Enclosure of kids in a large pen

In this instance, all the kids remain behind in the pen when the ewes go to pasture. This system is not recommended, since the kids are invariably thirsty when the ewes return, with the result that any kid will tend to drink milk from any ewe. It is surprising to note how often this method is till used in spite of all its inherent disadvantages.

Small camps

The establishment of small camps with sufficient food, shelter and shade, which are kept aside for the kidding season, is showing signs of becoming the accepted method for the future, especially in cases where farming with large numbers is practiced. In terms of this system, 10-20 ewes are placed in a small camp, where they are able to give birth in peace and remain with their kids until the latter are strong enough (2-3 weeks), after which they may be incorporated into larger flocks. Each ewe which has given birth (along with her kids) receives the same paint serial number. Different colours may be used for single kids, twins and triplets. All that the flock manager has to do is to walk amongst the ewes three times per day and place kids correctly with their siblings, and ensure that the ewe allows each kid to drink. The manager may also sort the ewes into camps according to single or dual births once they have given birth, so that it is easier to ascertain whether a ewe should have one or two kids.

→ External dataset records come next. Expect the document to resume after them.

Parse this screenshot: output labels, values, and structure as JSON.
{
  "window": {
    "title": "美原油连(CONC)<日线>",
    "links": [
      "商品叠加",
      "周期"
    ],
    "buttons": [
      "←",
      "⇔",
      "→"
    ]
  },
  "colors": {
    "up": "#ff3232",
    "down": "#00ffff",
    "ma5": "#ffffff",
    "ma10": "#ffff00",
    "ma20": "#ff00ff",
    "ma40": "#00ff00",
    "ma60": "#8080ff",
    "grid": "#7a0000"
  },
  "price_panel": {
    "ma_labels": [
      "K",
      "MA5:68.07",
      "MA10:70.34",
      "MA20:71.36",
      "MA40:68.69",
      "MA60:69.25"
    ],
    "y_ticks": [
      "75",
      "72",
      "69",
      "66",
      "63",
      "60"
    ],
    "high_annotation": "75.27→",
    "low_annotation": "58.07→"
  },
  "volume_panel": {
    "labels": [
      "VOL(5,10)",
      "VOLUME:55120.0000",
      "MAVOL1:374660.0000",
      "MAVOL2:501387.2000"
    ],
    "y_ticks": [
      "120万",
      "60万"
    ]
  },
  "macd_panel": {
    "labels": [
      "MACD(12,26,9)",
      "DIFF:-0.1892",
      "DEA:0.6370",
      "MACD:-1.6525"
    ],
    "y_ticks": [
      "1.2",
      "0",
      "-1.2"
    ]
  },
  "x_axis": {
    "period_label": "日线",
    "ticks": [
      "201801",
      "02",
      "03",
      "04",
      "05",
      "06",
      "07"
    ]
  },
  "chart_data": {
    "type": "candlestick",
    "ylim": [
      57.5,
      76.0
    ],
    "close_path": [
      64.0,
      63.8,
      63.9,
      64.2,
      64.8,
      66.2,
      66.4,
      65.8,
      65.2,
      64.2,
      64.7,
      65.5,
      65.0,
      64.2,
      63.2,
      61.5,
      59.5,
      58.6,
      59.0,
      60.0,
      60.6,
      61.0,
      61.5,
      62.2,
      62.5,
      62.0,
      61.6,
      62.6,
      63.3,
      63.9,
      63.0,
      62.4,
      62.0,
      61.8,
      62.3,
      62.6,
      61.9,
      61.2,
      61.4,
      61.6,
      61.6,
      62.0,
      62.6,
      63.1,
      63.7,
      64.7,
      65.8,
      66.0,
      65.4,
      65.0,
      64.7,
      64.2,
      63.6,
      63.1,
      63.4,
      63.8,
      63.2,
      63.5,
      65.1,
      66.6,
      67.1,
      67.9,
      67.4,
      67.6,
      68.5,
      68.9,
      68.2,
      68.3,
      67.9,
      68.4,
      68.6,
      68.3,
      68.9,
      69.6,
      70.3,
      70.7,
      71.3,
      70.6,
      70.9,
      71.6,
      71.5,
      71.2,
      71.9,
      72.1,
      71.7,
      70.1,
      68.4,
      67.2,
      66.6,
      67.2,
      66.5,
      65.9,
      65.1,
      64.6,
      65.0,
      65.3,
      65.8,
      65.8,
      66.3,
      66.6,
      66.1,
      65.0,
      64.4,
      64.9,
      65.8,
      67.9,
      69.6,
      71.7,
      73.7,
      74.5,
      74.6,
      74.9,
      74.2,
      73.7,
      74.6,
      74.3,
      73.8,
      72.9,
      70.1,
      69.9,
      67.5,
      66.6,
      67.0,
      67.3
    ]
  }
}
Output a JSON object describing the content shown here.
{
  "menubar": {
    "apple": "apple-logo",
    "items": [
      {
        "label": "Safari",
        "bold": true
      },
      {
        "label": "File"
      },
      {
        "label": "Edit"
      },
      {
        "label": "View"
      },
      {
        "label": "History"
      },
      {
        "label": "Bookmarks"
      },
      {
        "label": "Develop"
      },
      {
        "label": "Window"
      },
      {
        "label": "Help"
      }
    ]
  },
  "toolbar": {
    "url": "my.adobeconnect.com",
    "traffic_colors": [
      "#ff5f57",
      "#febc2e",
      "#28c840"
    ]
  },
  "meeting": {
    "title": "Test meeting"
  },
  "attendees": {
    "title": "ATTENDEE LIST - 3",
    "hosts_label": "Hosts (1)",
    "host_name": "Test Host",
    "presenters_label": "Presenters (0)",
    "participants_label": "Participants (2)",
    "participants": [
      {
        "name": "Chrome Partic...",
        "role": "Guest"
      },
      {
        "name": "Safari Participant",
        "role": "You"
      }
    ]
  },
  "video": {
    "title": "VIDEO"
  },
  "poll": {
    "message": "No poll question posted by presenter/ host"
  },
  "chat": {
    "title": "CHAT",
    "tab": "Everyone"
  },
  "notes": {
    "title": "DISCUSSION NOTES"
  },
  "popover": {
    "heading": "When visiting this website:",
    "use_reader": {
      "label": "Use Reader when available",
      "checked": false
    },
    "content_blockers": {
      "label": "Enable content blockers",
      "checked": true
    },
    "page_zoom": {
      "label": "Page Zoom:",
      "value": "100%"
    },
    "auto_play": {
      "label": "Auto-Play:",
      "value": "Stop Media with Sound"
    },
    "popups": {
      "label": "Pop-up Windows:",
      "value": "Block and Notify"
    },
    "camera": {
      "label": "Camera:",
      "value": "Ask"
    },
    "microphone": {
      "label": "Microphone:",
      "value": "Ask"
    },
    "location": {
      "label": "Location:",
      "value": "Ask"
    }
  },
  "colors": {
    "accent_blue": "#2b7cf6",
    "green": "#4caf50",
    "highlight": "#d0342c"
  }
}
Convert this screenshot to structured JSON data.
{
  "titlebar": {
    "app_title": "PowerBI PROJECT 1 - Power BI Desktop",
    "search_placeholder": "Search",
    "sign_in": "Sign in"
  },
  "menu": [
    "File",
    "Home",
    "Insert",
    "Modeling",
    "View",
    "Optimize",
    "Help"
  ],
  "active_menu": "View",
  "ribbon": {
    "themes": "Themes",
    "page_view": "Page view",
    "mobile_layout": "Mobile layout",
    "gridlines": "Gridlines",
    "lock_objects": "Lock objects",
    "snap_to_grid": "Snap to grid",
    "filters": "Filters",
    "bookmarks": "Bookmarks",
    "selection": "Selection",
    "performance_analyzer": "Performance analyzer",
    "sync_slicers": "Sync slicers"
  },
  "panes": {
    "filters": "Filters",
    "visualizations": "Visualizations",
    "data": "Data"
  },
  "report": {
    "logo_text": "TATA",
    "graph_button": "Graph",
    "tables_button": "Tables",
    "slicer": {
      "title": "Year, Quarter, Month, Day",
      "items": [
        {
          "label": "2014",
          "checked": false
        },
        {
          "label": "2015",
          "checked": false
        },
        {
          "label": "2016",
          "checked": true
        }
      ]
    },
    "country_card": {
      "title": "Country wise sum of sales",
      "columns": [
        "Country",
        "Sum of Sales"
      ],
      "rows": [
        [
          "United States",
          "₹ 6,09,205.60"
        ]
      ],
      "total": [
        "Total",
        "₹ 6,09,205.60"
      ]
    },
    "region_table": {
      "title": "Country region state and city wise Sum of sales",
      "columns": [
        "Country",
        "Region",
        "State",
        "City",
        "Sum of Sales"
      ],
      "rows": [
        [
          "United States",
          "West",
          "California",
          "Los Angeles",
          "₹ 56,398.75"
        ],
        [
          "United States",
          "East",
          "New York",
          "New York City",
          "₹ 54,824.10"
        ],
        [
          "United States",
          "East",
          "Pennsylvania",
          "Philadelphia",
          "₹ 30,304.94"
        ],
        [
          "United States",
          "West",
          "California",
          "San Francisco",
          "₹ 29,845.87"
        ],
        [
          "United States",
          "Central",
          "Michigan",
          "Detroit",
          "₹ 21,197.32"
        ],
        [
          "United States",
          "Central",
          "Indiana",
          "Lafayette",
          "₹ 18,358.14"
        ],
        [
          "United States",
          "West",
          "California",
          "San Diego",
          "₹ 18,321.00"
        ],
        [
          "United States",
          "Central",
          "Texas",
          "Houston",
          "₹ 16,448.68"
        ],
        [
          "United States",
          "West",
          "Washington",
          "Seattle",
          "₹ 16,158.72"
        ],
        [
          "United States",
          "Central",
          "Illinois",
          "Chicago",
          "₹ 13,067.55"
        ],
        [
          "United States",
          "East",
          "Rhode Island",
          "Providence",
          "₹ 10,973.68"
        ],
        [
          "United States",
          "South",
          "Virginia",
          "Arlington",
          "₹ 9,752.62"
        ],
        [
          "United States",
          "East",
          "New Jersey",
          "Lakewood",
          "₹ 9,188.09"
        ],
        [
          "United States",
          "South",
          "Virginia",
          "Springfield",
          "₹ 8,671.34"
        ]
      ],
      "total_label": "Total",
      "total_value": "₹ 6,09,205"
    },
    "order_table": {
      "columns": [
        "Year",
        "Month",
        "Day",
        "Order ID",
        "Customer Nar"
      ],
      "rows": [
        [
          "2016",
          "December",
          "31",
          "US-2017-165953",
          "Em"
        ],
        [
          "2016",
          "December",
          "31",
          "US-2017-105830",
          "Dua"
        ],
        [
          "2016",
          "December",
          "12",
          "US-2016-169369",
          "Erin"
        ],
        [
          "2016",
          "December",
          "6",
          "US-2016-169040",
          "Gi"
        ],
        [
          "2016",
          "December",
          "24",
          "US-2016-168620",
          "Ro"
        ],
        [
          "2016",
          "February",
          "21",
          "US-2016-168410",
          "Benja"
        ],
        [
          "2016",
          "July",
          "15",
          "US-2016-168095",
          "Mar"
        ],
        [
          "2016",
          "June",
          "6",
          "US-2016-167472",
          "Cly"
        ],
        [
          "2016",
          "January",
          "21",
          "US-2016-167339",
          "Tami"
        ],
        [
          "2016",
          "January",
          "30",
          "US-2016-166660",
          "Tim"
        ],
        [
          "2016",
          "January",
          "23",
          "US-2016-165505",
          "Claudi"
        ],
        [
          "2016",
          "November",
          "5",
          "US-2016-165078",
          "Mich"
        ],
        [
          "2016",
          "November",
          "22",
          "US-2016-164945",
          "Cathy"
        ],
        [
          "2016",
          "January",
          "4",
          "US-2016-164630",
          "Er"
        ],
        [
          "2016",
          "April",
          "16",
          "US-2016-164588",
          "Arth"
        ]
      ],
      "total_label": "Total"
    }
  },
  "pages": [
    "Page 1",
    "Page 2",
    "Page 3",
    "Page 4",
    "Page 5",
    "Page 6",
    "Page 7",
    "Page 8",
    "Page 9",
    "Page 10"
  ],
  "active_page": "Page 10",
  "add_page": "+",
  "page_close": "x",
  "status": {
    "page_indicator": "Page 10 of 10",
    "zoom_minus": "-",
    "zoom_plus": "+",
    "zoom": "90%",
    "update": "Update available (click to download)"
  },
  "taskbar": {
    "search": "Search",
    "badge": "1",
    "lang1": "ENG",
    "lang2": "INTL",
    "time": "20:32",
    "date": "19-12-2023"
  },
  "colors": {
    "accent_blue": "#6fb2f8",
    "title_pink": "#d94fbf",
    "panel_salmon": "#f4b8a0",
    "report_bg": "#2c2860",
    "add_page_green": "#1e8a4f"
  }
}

The birth of triplets tends to present problems, and the following alternative solutions are suggested:

  • Use system number one for the first three weeks, namely small enclosures.

Since there is no place for three kids to drink simultaneously, triplets usually present the problem that the weakest kid is always pushed aside. If three kids are left with the ewe, she is able to raise them successfully if she is very well fed or if the third kid can be removed by means of one of the following systems:

  • Giving the kid to an ewe with a single kid by means of the use for system one, using a small enclosure. What is important is that the ewes with only a single kid should each receive a new kid as soon as possible after having given birth to their own. Ewes usually accept a new kid within one or two weeks.
  • Raising the third kid by hand with a bottle, or making use of a milch-goat. The latter method works exceptionally well, and a good milch-goat can simultaneously raise four kids exceptionally well if a system of separate enclosure is used.